'This lock-down protocol is also one that is followed by all New York City schools'
Over the weekend, a principal at one public school in Queens emailed parents to assure them of the school's preparedness for a gun attack.
The email read, in part:
On the news, the reporters have been interviewing Sandy Hook students and staff who recalled how they hid in the corners of their classrooms and how teachers swept the halls and pulled children into their rooms before locking their classroom doors. This lock-down protocol is also one that is followed by all New York City schools. We practice this procedure many times during the year. When a lock-down is called, teachers move all children into the corner of the classroom so that they would not be visible when looking through the classroom door window. The teacher knows to turn off the classroom lights, pull-in any children from the hall or bathrooms, and to lock their classroom doors. Teachers know to stay in that position until an all-clear has been called.
When I emailed the city department of education to ask about lockdown drills and safety protocols in general, spokesperson Marge Feinberg responded: "We conduct safety drills to prepare school staff and students for different emergencies, including lockdowns, which is a part of our General Response Protocols."
City Councilman Mark Weprin, who sits on the Council's education committee and has children in public school, told me, "I'm sure this will be a wake-up call to a lot of people to be extra careful in what we do in case of an emergency."
But he cautioned against traumatizing children by overreacting, saying that it is important to "make sure the kids get under cover, make sure the kids know what to do, but do we want to go back to the '50s where it's duck and cover, like the fear of nuclear war, where we're going to be in fear of a terrorist? We don't want to create nightmares all over the city either."
(On Friday, after the shooting in Newtown, LaGuardia High School went into lockdown after a sighting of an unfamiliar adult, who turned out to be a copy-machine repairman.)

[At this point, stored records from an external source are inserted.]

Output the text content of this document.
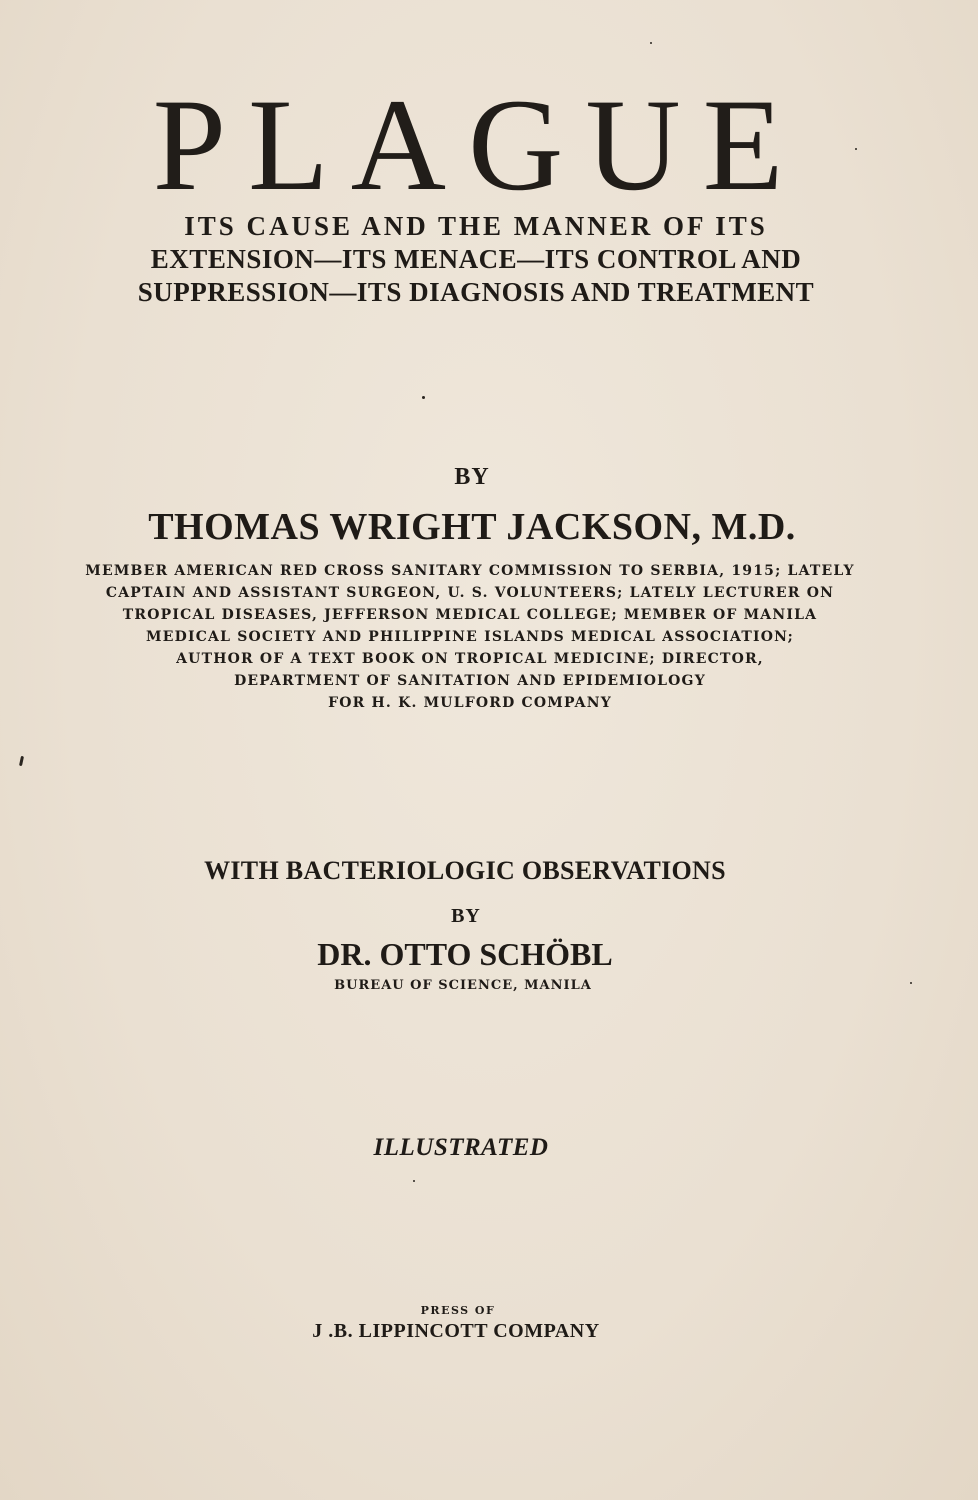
PLAGUE
ITS CAUSE AND THE MANNER OF ITS
EXTENSION—ITS MENACE—ITS CONTROL AND
SUPPRESSION—ITS DIAGNOSIS AND TREATMENT
BY
THOMAS WRIGHT JACKSON, M.D.
MEMBER AMERICAN RED CROSS SANITARY COMMISSION TO SERBIA, 1915; LATELY
CAPTAIN AND ASSISTANT SURGEON, U. S. VOLUNTEERS; LATELY LECTURER ON
TROPICAL DISEASES, JEFFERSON MEDICAL COLLEGE; MEMBER OF MANILA
MEDICAL SOCIETY AND PHILIPPINE ISLANDS MEDICAL ASSOCIATION;
AUTHOR OF A TEXT BOOK ON TROPICAL MEDICINE; DIRECTOR,
DEPARTMENT OF SANITATION AND EPIDEMIOLOGY
FOR H. K. MULFORD COMPANY
WITH BACTERIOLOGIC OBSERVATIONS
BY
DR. OTTO SCHÖBL
BUREAU OF SCIENCE, MANILA
ILLUSTRATED
PRESS OF
J .B. LIPPINCOTT COMPANY
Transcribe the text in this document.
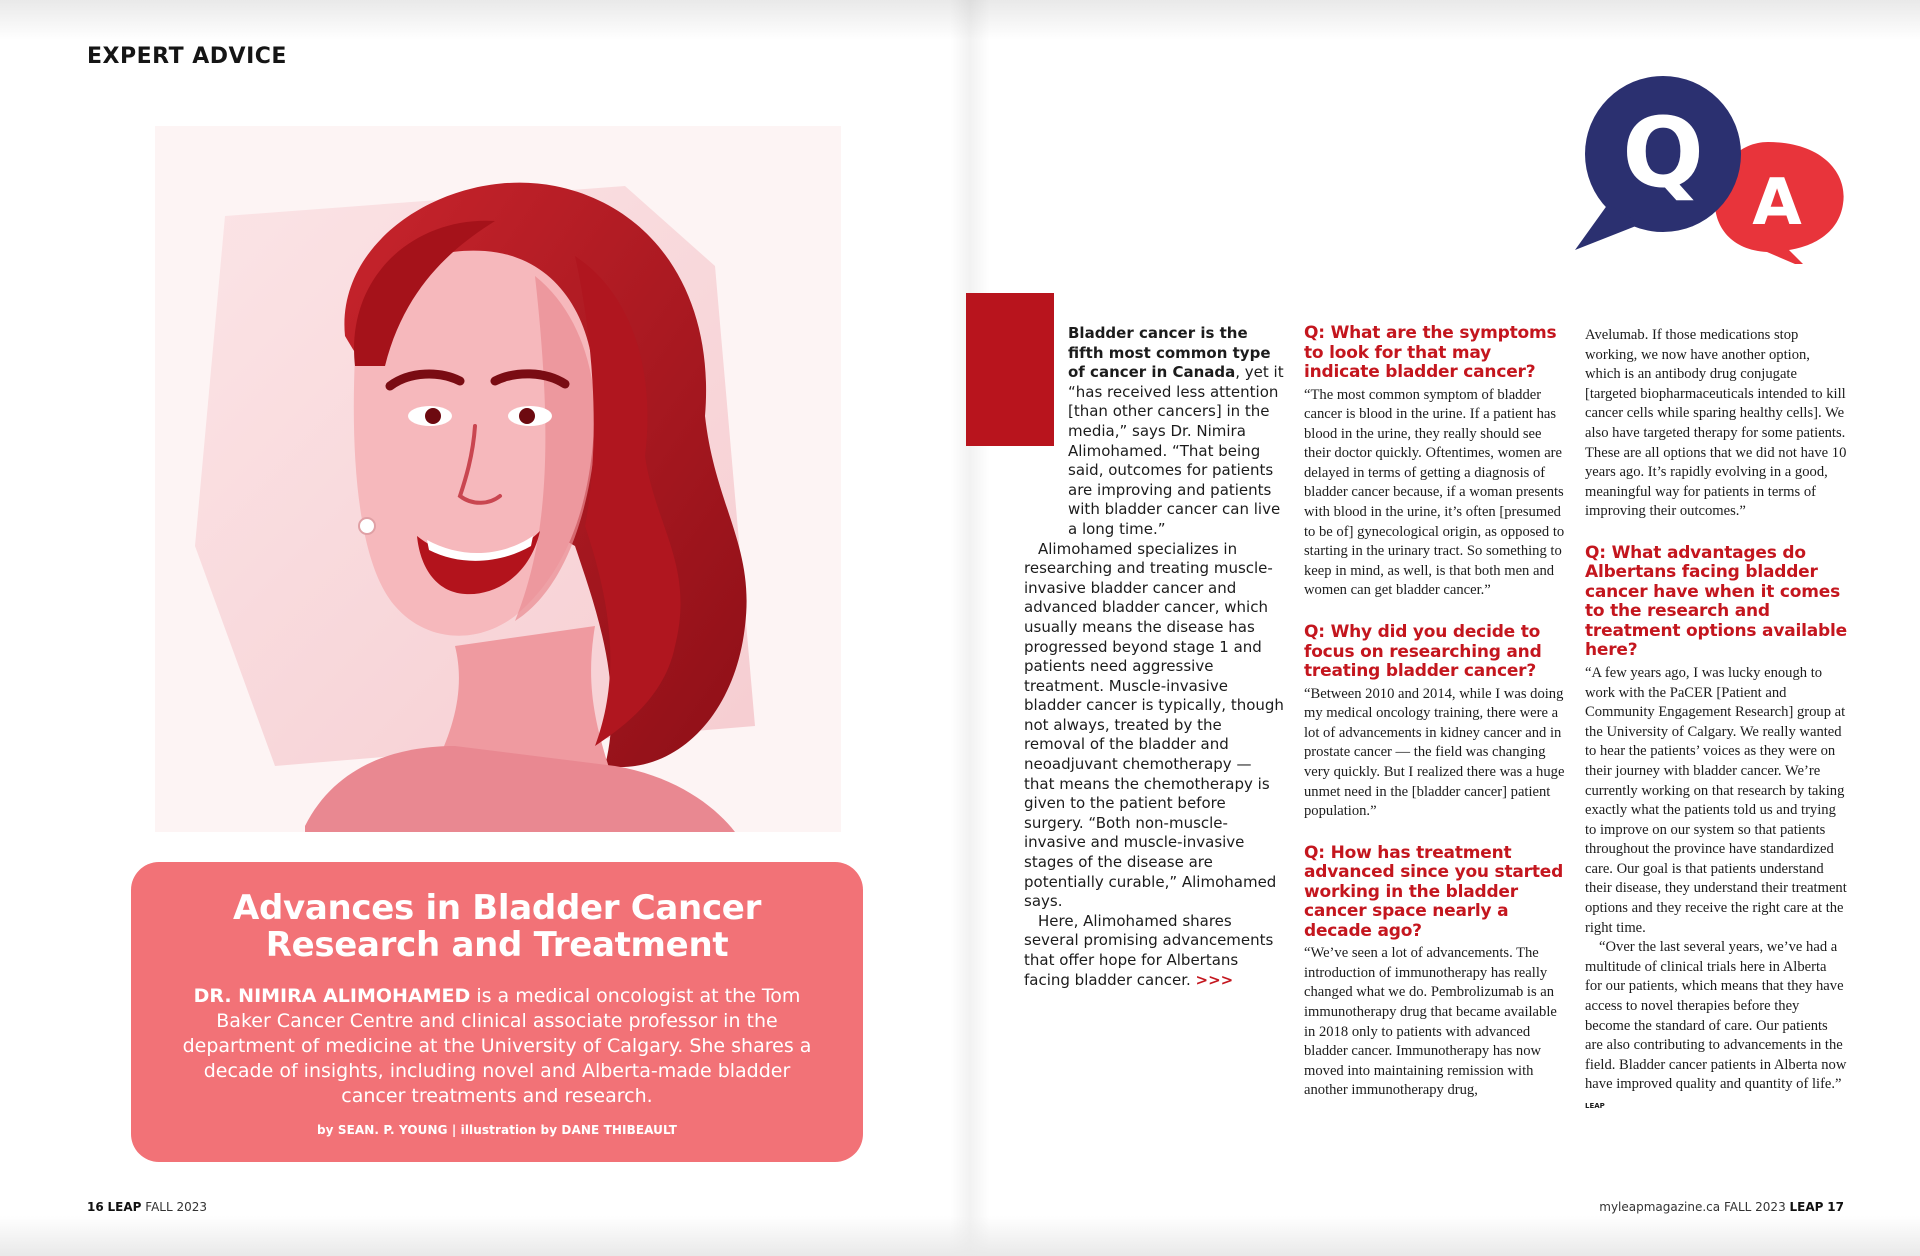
EXPERT ADVICE
Advances in Bladder Cancer
Research and Treatment
DR. NIMIRA ALIMOHAMED is a medical oncologist at the Tom Baker Cancer Centre and clinical associate professor in the department of medicine at the University of Calgary. She shares a decade of insights, including novel and Alberta-made bladder cancer treatments and research.
by SEAN. P. YOUNG | illustration by DANE THIBEAULT
Q A

Bladder cancer is the fifth most common type of cancer in Canada, yet it “has received less attention [than other cancers] in the media,” says Dr. Nimira Alimohamed. “That being said, outcomes for patients are improving and patients with bladder cancer can live a long time.”

Alimohamed specializes in researching and treating muscle-invasive bladder cancer and advanced bladder cancer, which usually means the disease has progressed beyond stage 1 and patients need aggressive treatment. Muscle-invasive bladder cancer is typically, though not always, treated by the removal of the bladder and neoadjuvant chemotherapy — that means the chemotherapy is given to the patient before surgery. “Both non-muscle-invasive and muscle-invasive stages of the disease are potentially curable,” Alimohamed says.

Here, Alimohamed shares several promising advancements that offer hope for Albertans facing bladder cancer. >>>

Q: What are the symptoms to look for that may indicate bladder cancer?

“The most common symptom of bladder cancer is blood in the urine. If a patient has blood in the urine, they really should see their doctor quickly. Oftentimes, women are delayed in terms of getting a diagnosis of bladder cancer because, if a woman presents with blood in the urine, it’s often [presumed to be of] gynecological origin, as opposed to starting in the urinary tract. So something to keep in mind, as well, is that both men and women can get bladder cancer.”

Q: Why did you decide to focus on researching and treating bladder cancer?

“Between 2010 and 2014, while I was doing my medical oncology training, there were a lot of advancements in kidney cancer and in prostate cancer — the field was changing very quickly. But I realized there was a huge unmet need in the [bladder cancer] patient population.”

Q: How has treatment advanced since you started working in the bladder cancer space nearly a decade ago?

“We’ve seen a lot of advancements. The introduction of immunotherapy has really changed what we do. Pembrolizumab is an immunotherapy drug that became available in 2018 only to patients with advanced bladder cancer. Immunotherapy has now moved into maintaining remission with another immunotherapy drug,

Avelumab. If those medications stop working, we now have another option, which is an antibody drug conjugate [targeted biopharmaceuticals intended to kill cancer cells while sparing healthy cells]. We also have targeted therapy for some patients. These are all options that we did not have 10 years ago. It’s rapidly evolving in a good, meaningful way for patients in terms of improving their outcomes.”

Q: What advantages do Albertans facing bladder cancer have when it comes to the research and treatment options available here?

“A few years ago, I was lucky enough to work with the PaCER [Patient and Community Engagement Research] group at the University of Calgary. We really wanted to hear the patients’ voices as they were on their journey with bladder cancer. We’re currently working on that research by taking exactly what the patients told us and trying to improve on our system so that patients throughout the province have standardized care. Our goal is that patients understand their disease, they understand their treatment options and they receive the right care at the right time.

“Over the last several years, we’ve had a multitude of clinical trials here in Alberta for our patients, which means that they have access to novel therapies before they become the standard of care. Our patients are also contributing to advancements in the field. Bladder cancer patients in Alberta now have improved quality and quantity of life.” LEAP

16 LEAP FALL 2023	myleapmagazine.ca FALL 2023 LEAP 17
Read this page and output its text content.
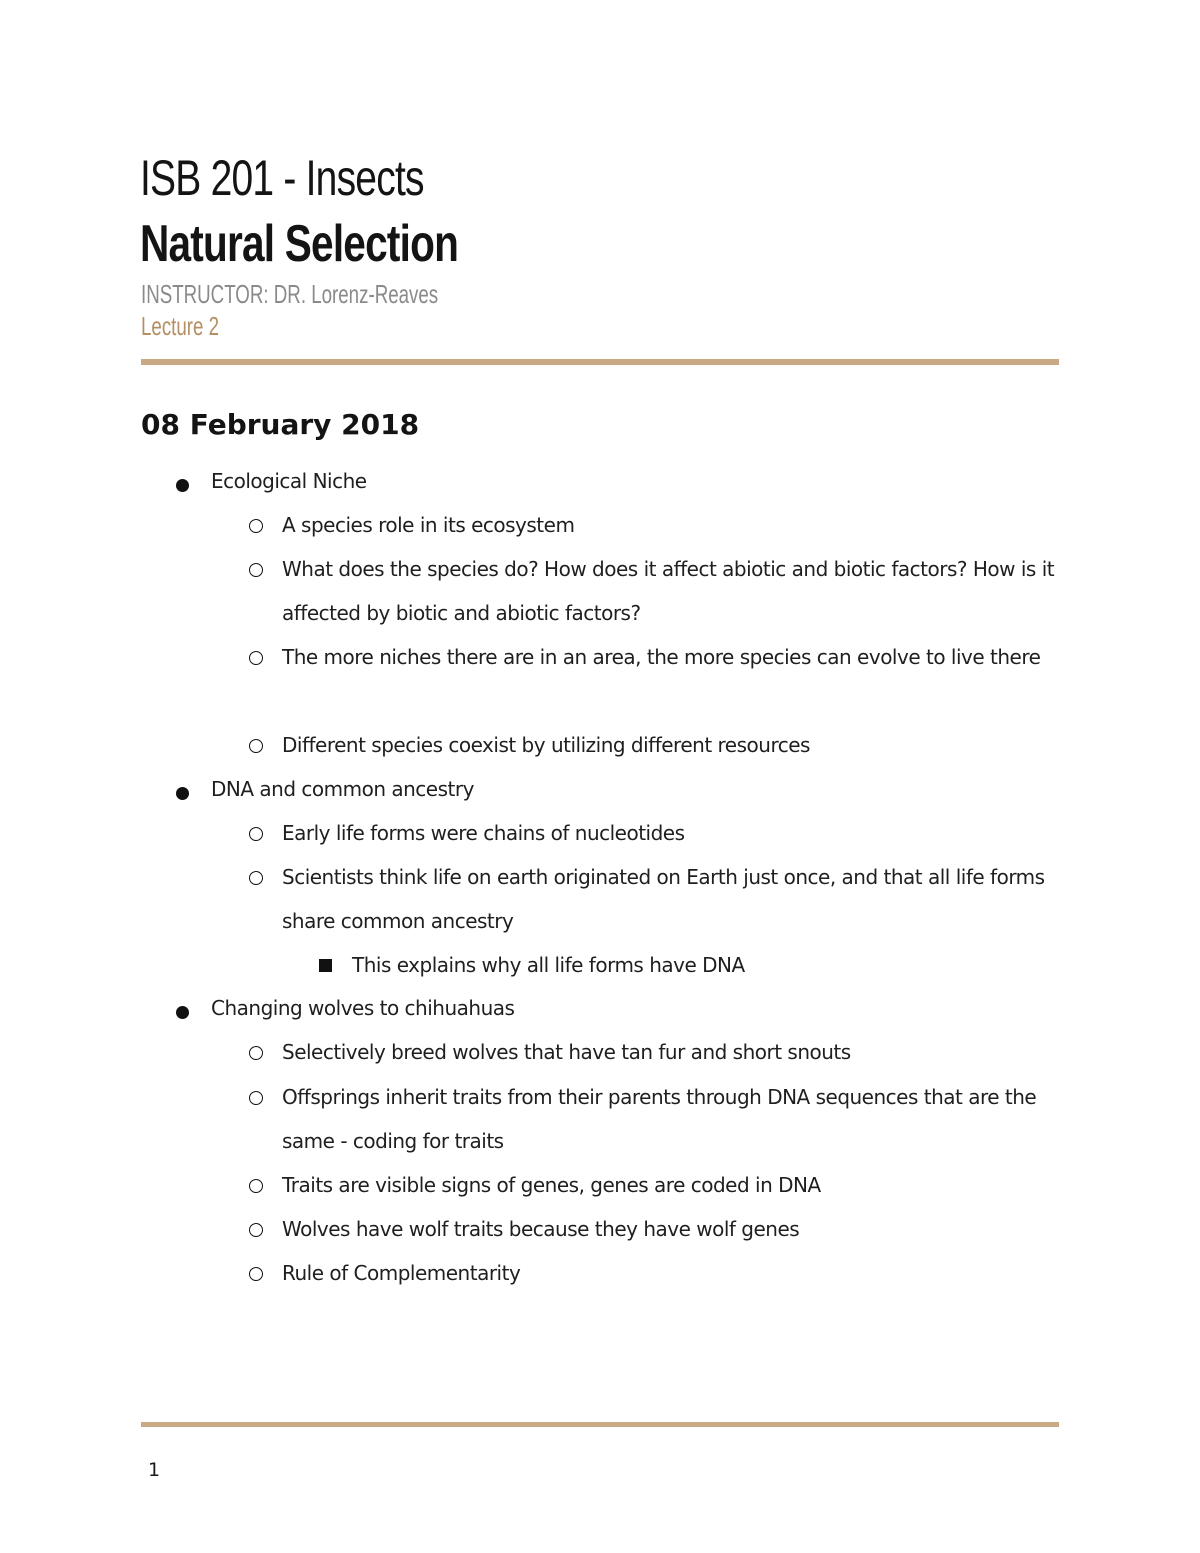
ISB 201 - Insects
Natural Selection
INSTRUCTOR: DR. Lorenz-Reaves
Lecture 2
08 February 2018
Ecological Niche
A species role in its ecosystem
What does the species do? How does it affect abiotic and biotic factors? How is it affected by biotic and abiotic factors?
The more niches there are in an area, the more species can evolve to live there
Different species coexist by utilizing different resources
DNA and common ancestry
Early life forms were chains of nucleotides
Scientists think life on earth originated on Earth just once, and that all life forms share common ancestry
This explains why all life forms have DNA
Changing wolves to chihuahuas
Selectively breed wolves that have tan fur and short snouts
Offsprings inherit traits from their parents through DNA sequences that are the same - coding for traits
Traits are visible signs of genes, genes are coded in DNA
Wolves have wolf traits because they have wolf genes
Rule of Complementarity
1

Some New York City schools were already accelerating their preparations for a Newtown-type situation in the days leading up to the incident. One public high school in Manhattan conducted its first-ever lockdown drill on Tuesday, three days before the shooting in Connecticut that left 20 children and seven school employees dead.
UPDATE: Here's an email to parents from Nancy Cabrero, the principal at P.S. 198 in Manhattan. The letter was also published online:
"This fall, the DOE implemented new protocols that focus on emergency preparedness in all NYC Public Schools. Every school currently has procedures for emergencies. Drills are conducted throughout the year to prepare our staff and students, and make improvements in emergency planning. Under the new General Response Protocol (GRP), every school will be conducting drills designed to help prepare all school communities for three different types of response to emergencies that may occur: Evacuation, Shelter-in, and Lock-down. Initial training was done in September and refresher lessons will be conducted throughout the school year."